The gap between buying in a big city like Toronto, and a small city is quickly closing. Pre-pandemic, it was near historic lows, providing huge value. Now the gap is closing fast, putting the ratio near historic levels. He feels this is a “permanent” change that will kill a lot of incentive to move to smaller surrounding cities.
The Gap Between Toronto Real Estate and Surrounding Markets Is Closing Fast
Small city prices have been rising a lot faster than big cities, and it is killing the incentive to move there. Kavcic uses single-family home prices in Barrie to illustrate his point. Pre-pandemic, those homes were 54% of the price of buying in Toronto. Now the ratio is 62%, losing 8 points of value, in just over a year.
He also points to a similar trend in London, Ontario. A single-family home in London was 45% of the price of buying a one in Toronto. Now with the migration to London, it’s 53% — closing the gap by a similar number of points.
“Both of those ratios are back in-line with, or above, the relative pricing that prevailed over a decade ago,” says Kavcic.

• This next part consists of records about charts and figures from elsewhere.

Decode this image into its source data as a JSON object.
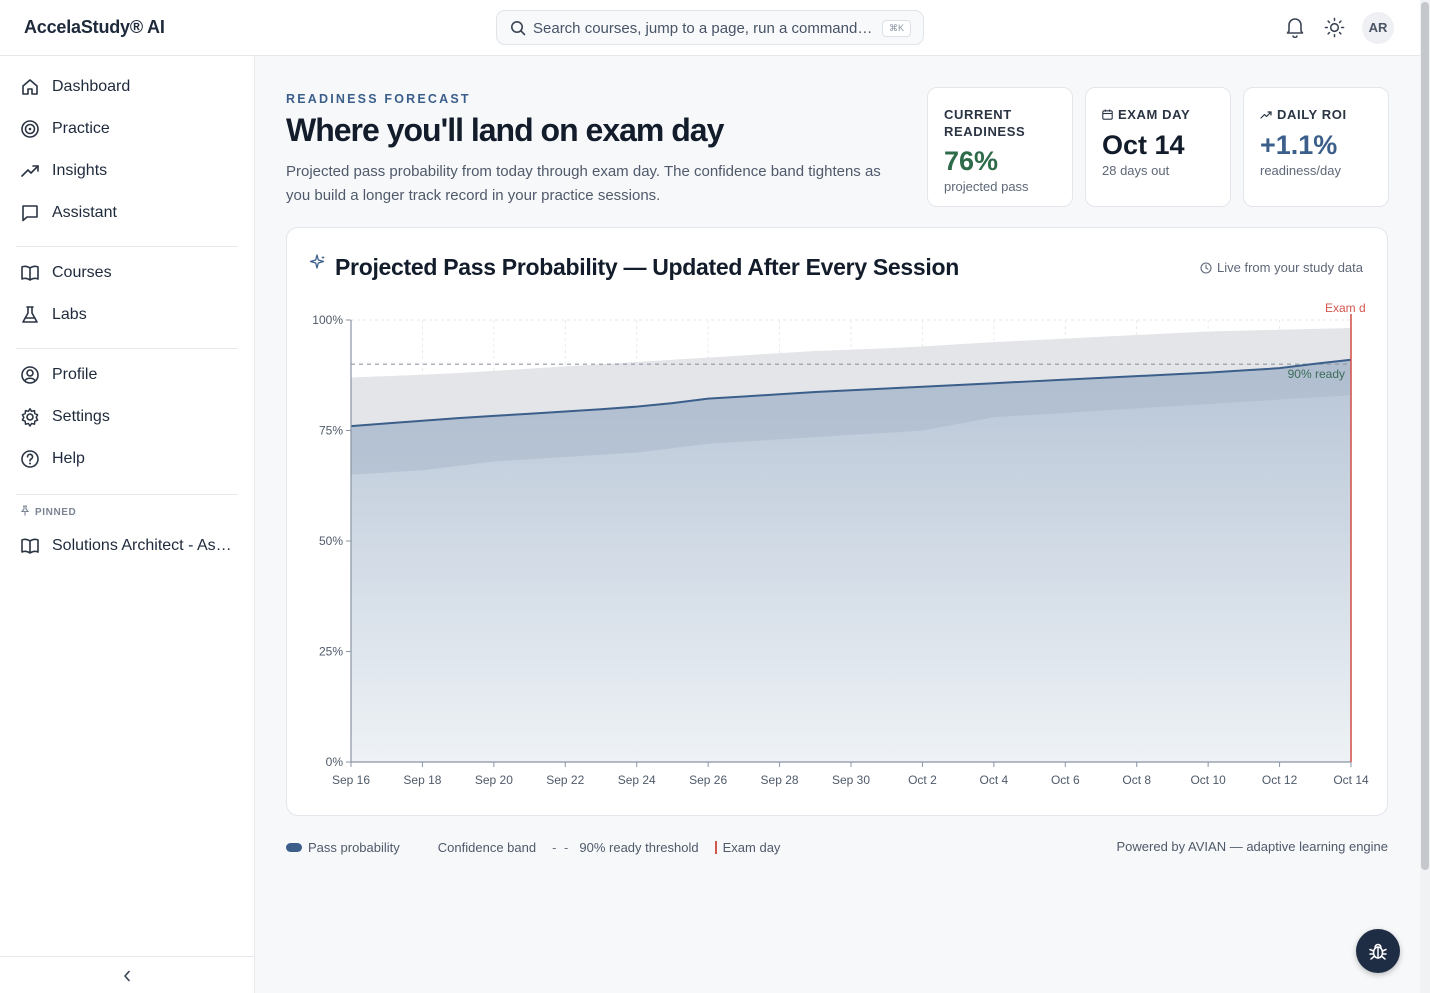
{
  "app": {
    "brand": "AccelaStudy® AI"
  },
  "search": {
    "placeholder": "Search courses, jump to a page, run a command…",
    "shortcut": "⌘K"
  },
  "header": {
    "avatar_initials": "AR"
  },
  "sidebar": {
    "items": [
      {
        "label": "Dashboard",
        "icon": "home-icon"
      },
      {
        "label": "Practice",
        "icon": "target-icon"
      },
      {
        "label": "Insights",
        "icon": "trending-up-icon"
      },
      {
        "label": "Assistant",
        "icon": "chat-icon"
      },
      {
        "label": "Courses",
        "icon": "book-icon"
      },
      {
        "label": "Labs",
        "icon": "flask-icon"
      },
      {
        "label": "Profile",
        "icon": "user-circle-icon"
      },
      {
        "label": "Settings",
        "icon": "gear-icon"
      },
      {
        "label": "Help",
        "icon": "help-icon"
      }
    ],
    "pinned_label": "PINNED",
    "pinned_items": [
      {
        "label": "Solutions Architect - As…",
        "icon": "book-icon"
      }
    ]
  },
  "main": {
    "eyebrow": "READINESS FORECAST",
    "title": "Where you'll land on exam day",
    "subtitle": "Projected pass probability from today through exam day. The confidence band tightens as you build a longer track record in your practice sessions."
  },
  "stats": [
    {
      "label_line1": "CURRENT",
      "label_line2": "READINESS",
      "value": "76%",
      "sub": "projected pass",
      "color": "#2e6b4a"
    },
    {
      "label": "EXAM DAY",
      "value": "Oct 14",
      "sub": "28 days out",
      "color": "#131c2b"
    },
    {
      "label": "DAILY ROI",
      "value": "+1.1%",
      "sub": "readiness/day",
      "color": "#3b5f8a"
    }
  ],
  "chart": {
    "title": "Projected Pass Probability — Updated After Every Session",
    "live_label": "Live from your study data",
    "threshold_label": "90% ready",
    "exam_marker_label": "Exam d"
  },
  "chart_data": {
    "type": "area",
    "x": [
      "Sep 16",
      "Sep 17",
      "Sep 18",
      "Sep 19",
      "Sep 20",
      "Sep 21",
      "Sep 22",
      "Sep 23",
      "Sep 24",
      "Sep 25",
      "Sep 26",
      "Sep 27",
      "Sep 28",
      "Sep 29",
      "Sep 30",
      "Oct 1",
      "Oct 2",
      "Oct 3",
      "Oct 4",
      "Oct 5",
      "Oct 6",
      "Oct 7",
      "Oct 8",
      "Oct 9",
      "Oct 10",
      "Oct 11",
      "Oct 12",
      "Oct 13",
      "Oct 14"
    ],
    "x_tick_labels": [
      "Sep 16",
      "Sep 18",
      "Sep 20",
      "Sep 22",
      "Sep 24",
      "Sep 26",
      "Sep 28",
      "Sep 30",
      "Oct 2",
      "Oct 4",
      "Oct 6",
      "Oct 8",
      "Oct 10",
      "Oct 12",
      "Oct 14"
    ],
    "series": [
      {
        "name": "Pass probability",
        "values": [
          76,
          76.6,
          77.2,
          77.8,
          78.3,
          78.8,
          79.3,
          79.8,
          80.4,
          81.2,
          82.2,
          82.7,
          83.2,
          83.7,
          84.1,
          84.5,
          84.9,
          85.3,
          85.7,
          86.1,
          86.5,
          86.9,
          87.3,
          87.7,
          88.1,
          88.6,
          89.1,
          90.1,
          91
        ]
      },
      {
        "name": "Confidence band",
        "lower": [
          65,
          65.5,
          66,
          67,
          68,
          68.5,
          69,
          69.5,
          70,
          71,
          72,
          72.5,
          73,
          73.5,
          74,
          74.5,
          75,
          76.5,
          78,
          78.5,
          79,
          79.5,
          80,
          80.5,
          81,
          81.5,
          82,
          82.5,
          83
        ],
        "upper": [
          87,
          87.3,
          87.6,
          88,
          88.5,
          89,
          89.5,
          90,
          90.5,
          91,
          91.5,
          92,
          92.5,
          93,
          93.3,
          93.6,
          94,
          94.5,
          95,
          95.4,
          95.8,
          96.2,
          96.6,
          97,
          97.4,
          97.6,
          97.8,
          98,
          98.2
        ]
      }
    ],
    "threshold": 90,
    "threshold_name": "90% ready threshold",
    "exam_day": "Oct 14",
    "exam_name": "Exam day",
    "ylim": [
      0,
      100
    ],
    "y_ticks": [
      "0%",
      "25%",
      "50%",
      "75%",
      "100%"
    ],
    "grid": true,
    "legend_placement": "bottom-left"
  },
  "legend": {
    "pass": "Pass probability",
    "band": "Confidence band",
    "threshold": "90% ready threshold",
    "exam": "Exam day",
    "powered": "Powered by AVIAN — adaptive learning engine"
  },
  "colors": {
    "line": "#3b5f8a",
    "band": "#e3e5e8",
    "area_top": "#b9c7d7",
    "exam": "#d4574e",
    "threshold": "#9aa3ae"
  }
}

Smaller Real Estate Markets Were A Deal Pre-Pandemic, Compared To Historic Ratios
The economist has two big takeaways from this phenomenon. First, “a lot of the run-up in prices in smaller peripheral markets likely reflects a permanent relative repricing.” he said.

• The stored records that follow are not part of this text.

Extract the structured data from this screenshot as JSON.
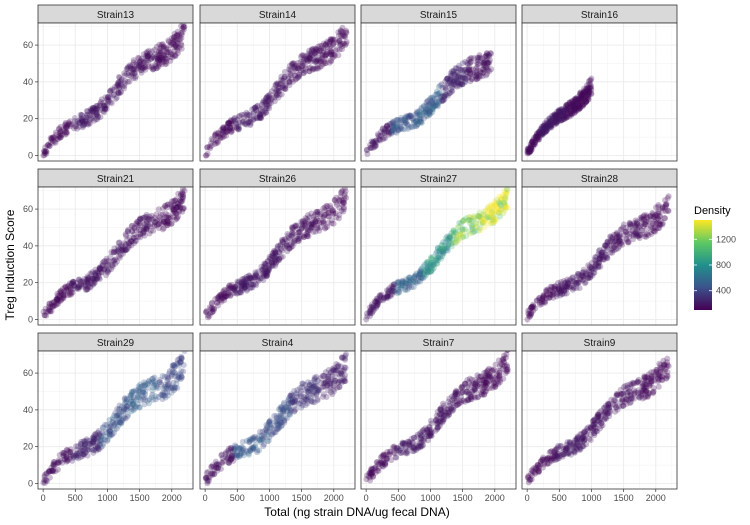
{
  "chart_data": {
    "type": "scatter",
    "xlabel": "Total (ng strain DNA/ug fecal DNA)",
    "ylabel": "Treg Induction Score",
    "xlim": [
      -80,
      2330
    ],
    "ylim": [
      -3,
      72
    ],
    "x_ticks": [
      0,
      500,
      1000,
      1500,
      2000
    ],
    "y_ticks": [
      0,
      20,
      40,
      60
    ],
    "grid": true,
    "legend": {
      "title": "Density",
      "position": "right",
      "type": "colorbar",
      "ticks": [
        400,
        800,
        1200
      ],
      "range": [
        100,
        1500
      ],
      "colors": [
        "#440154",
        "#3b528b",
        "#21908d",
        "#5dc963",
        "#fde725"
      ]
    },
    "panels": [
      {
        "name": "Strain13",
        "x_max": 2200,
        "y_max": 68,
        "spread": 7,
        "slope": 0.03,
        "density": [
          0.02,
          0.06,
          0.05,
          0.04,
          0.02
        ]
      },
      {
        "name": "Strain14",
        "x_max": 2200,
        "y_max": 68,
        "spread": 7,
        "slope": 0.03,
        "density": [
          0.02,
          0.06,
          0.05,
          0.04,
          0.02
        ]
      },
      {
        "name": "Strain15",
        "x_max": 1950,
        "y_max": 52,
        "spread": 7,
        "slope": 0.027,
        "density": [
          0.05,
          0.25,
          0.3,
          0.1,
          0.04
        ]
      },
      {
        "name": "Strain16",
        "x_max": 1000,
        "y_max": 40,
        "spread": 5,
        "slope": 0.038,
        "density": [
          0.03,
          0.07,
          0.06,
          0.03,
          0.02
        ]
      },
      {
        "name": "Strain21",
        "x_max": 2200,
        "y_max": 68,
        "spread": 7,
        "slope": 0.03,
        "density": [
          0.02,
          0.05,
          0.05,
          0.04,
          0.02
        ]
      },
      {
        "name": "Strain26",
        "x_max": 2200,
        "y_max": 68,
        "spread": 7,
        "slope": 0.03,
        "density": [
          0.02,
          0.06,
          0.05,
          0.04,
          0.02
        ]
      },
      {
        "name": "Strain27",
        "x_max": 2200,
        "y_max": 68,
        "spread": 6,
        "slope": 0.03,
        "density": [
          0.05,
          0.3,
          0.5,
          0.75,
          1.0
        ]
      },
      {
        "name": "Strain28",
        "x_max": 2200,
        "y_max": 62,
        "spread": 7,
        "slope": 0.028,
        "density": [
          0.02,
          0.05,
          0.05,
          0.04,
          0.02
        ]
      },
      {
        "name": "Strain29",
        "x_max": 2200,
        "y_max": 68,
        "spread": 8,
        "slope": 0.029,
        "density": [
          0.04,
          0.1,
          0.25,
          0.3,
          0.22
        ]
      },
      {
        "name": "Strain4",
        "x_max": 2200,
        "y_max": 68,
        "spread": 8,
        "slope": 0.029,
        "density": [
          0.04,
          0.28,
          0.25,
          0.15,
          0.08
        ]
      },
      {
        "name": "Strain7",
        "x_max": 2200,
        "y_max": 68,
        "spread": 7,
        "slope": 0.03,
        "density": [
          0.02,
          0.06,
          0.05,
          0.04,
          0.02
        ]
      },
      {
        "name": "Strain9",
        "x_max": 2200,
        "y_max": 66,
        "spread": 7,
        "slope": 0.029,
        "density": [
          0.02,
          0.06,
          0.05,
          0.04,
          0.02
        ]
      }
    ]
  }
}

More bluntly, buyers missed a once-in-a-lifetime opportunity to nab a relative deal. Relative being an important term, because that doesn’t mean prices will stay where they are. They’re just expected to move more in line with big cities, maintaining a more regular gap. It took a big shock to lower the ratios, and an even bigger one to bring them back to historic levels.
As Small Cities Become More Expensive, It Makes Less Sense To Move
The second takeaway he leaves is the smaller the gap, the less value small cities provide. “…at some point, it doesn’t make as much sense from a relative value perspective to push that far out of the core, and that point might be nearing,” he said.
Though it is worth remembering, some people aren’t moving because they’re looking for value. Some are moving because a 30 point gap between the price of a house in Toronto and the suburbs is too large for many to afford. Even if the suburbs provide worse value, it may be all buyers can afford. Cities like Toronto and Vancouver are difficult to buy in, even if you really, really wanted to buy there.